Eventual-Inc / Daft

Distributed data engine for Python/SQL designed for the cloud, powered by Rust
https://getdaft.io
Apache License 2.0
2.39k stars 170 forks source link

dataframe equality #2590

Open universalmind303 opened 4 months ago

universalmind303 commented 4 months ago

Is your feature request related to a problem? Please describe.

I'd like to be able to compare if dataframes are equal to one another.

import daft
import numpy as np
arr = np.arange(100)
df1 = daft.from_pydict({"a": arr})
df2 = daft.from_pydict({"a": arr, })

assert df1 == df2
# AssertionError

Describe the solution you'd like I think there's a few things to consider here. Since dataframes can either be loaded/unloaded we'd probably have to have some logic to check a few things before checking the actual values.

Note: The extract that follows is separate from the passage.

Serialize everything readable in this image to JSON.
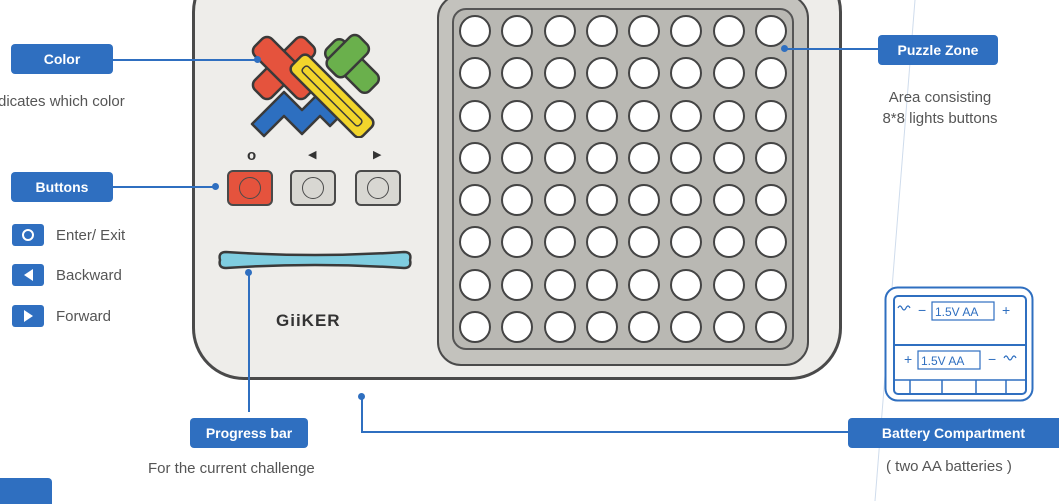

  1. Are they both loaded/unloaded
  2. Are the schemas equal
  3. Is any other metadata different?
  4. are the counts the same
  5. finally start comparing values.

I think using the __eq__ method is fine, but a .equals method would allow for more configuration such as null handling

df1.equals(df2)
df1.equals(df2, null_eq=True)

Describe alternatives you've considered manually compare dataframes.

jaychia commented 4 months ago

Any thoughts also on partitioning? They could contain the same data (and same order) globally, but partitioning might differ.

I feel like perhaps the safest option might just be to compare the logical plans...